Now inject some of that noise at the cathode of the output tube. 50% noise injection would null the noise at the grid for 0X noise at the anode leaving 1X noise at B+ = 1X noise figure across OTX primary/secondary.

75% noise injection at cathode = 50% nulled by grid = 25% remaining at cathode x 4 amplification = 1X noise at anode counterphase to 1X B+ = full noise cancellation.

The above numbers are crude approximations and omit problems arising from phase shift and noise amplitude variance at the grid. Hence my conclusion "full noise cancellation" is wrong.

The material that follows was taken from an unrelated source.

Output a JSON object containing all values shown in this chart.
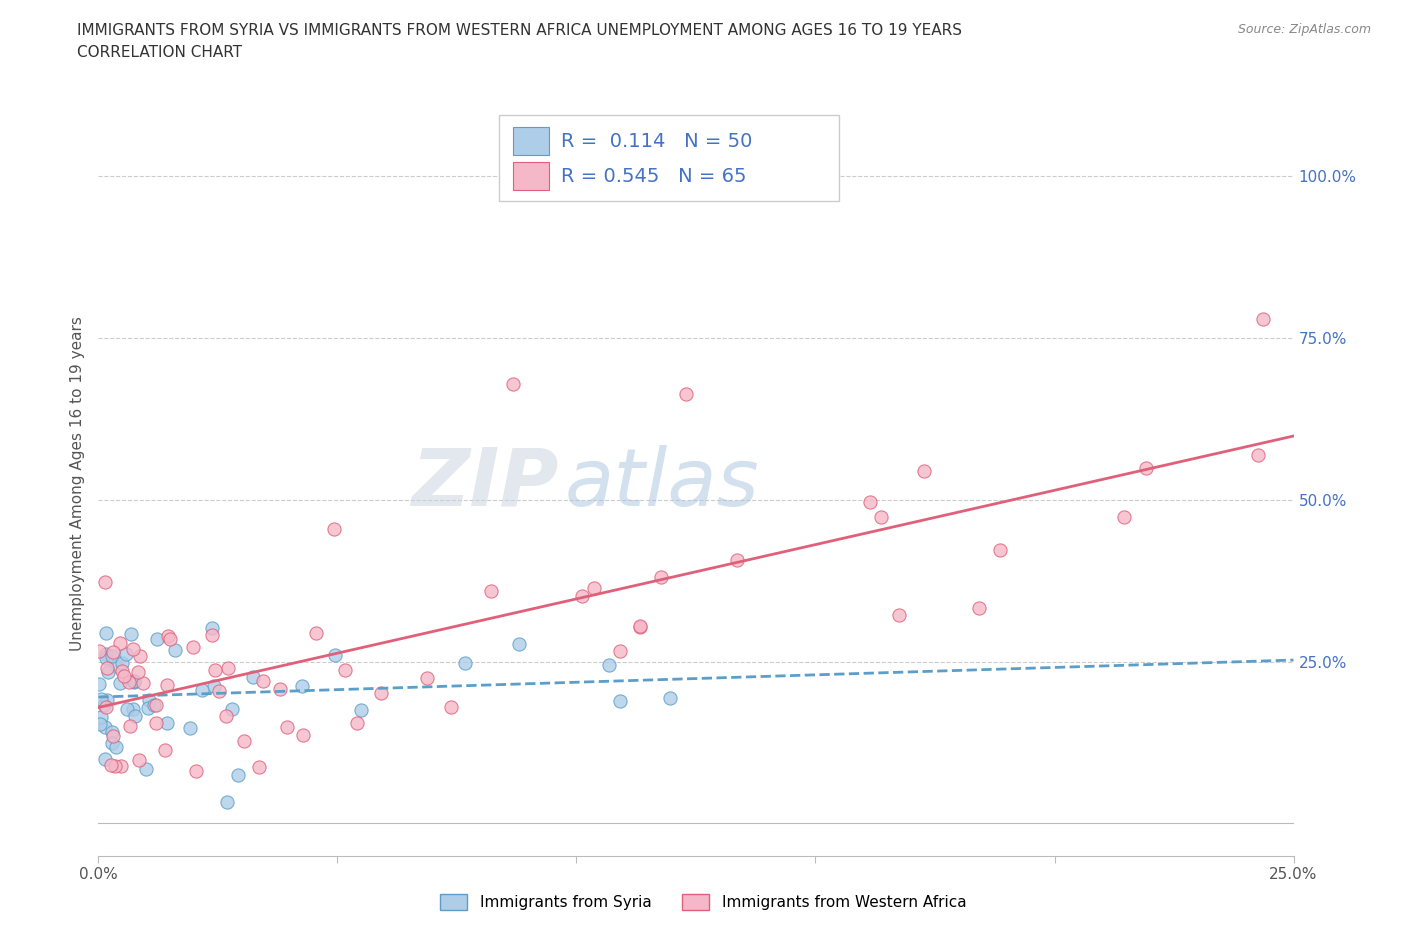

Regarding the varying amplitude of B+ noise transmission, if the driver is resistor loaded, say, where RL = 2Rp, an average 33% of B+ noise will appear through RL and be fed to the grid. I say "average" because the actual amount of B+ finding its way to the output grid varies according to the conduction of the driver tube, which is to say the amount of voltage drop across RL changes relative to grid voltage. Changing grid voltage causes Rp to vary which changes the voltage division in the series B+--RL--tube--ground----ie, changes the amount of B+ noise passing to the grid of the next stage. I plotted values to calculate B+ noise transmission at various points of tube operation on a 6SN7 loaded with a 68K resistor on a 750V B+ rail. To obtain the calculation, I plotted tube currents at three grid voltages and calculated the voltage drop across RL for the given current. That voltage drop, expressed as a percentage, indicates how much B+ noise appears at the stage 2 grid using the formula:

100 minus (voltage drop divided by 750) = percent of B+ noise at grid.

Here are the results:

Grid V..........Ia...............Noise Transmission (%)
0V ............. 9.7mA ................. 12
-10V .......... 7 mA ................... 36
-20V .......... 4.5mA ................. 59

In the above setup, B+ noise transmission to the output grid varies from 59 to 12 percent, the midpoint being 36%.

On a resistor loaded stage, the amplitude of B+ noise transmitted to the grid of the next stage therefore varies on the pattern of a tube-distorted sine wave: up and down and up and down, but not as much up as down.

One method of reducing this amplitude variance is to inductor load the driver. An inductor's high AC reactance will reduce overall variations in the voltage divider effect of B+--inductor--tube--ground where the resistive component "tube" varies. Inductive reactance, however, varies per frequency, thus the variance in B+ noise transmission will be reduced less for lower frequencies---the variance pattern, if you will, looking like ringing reducing in amplitude.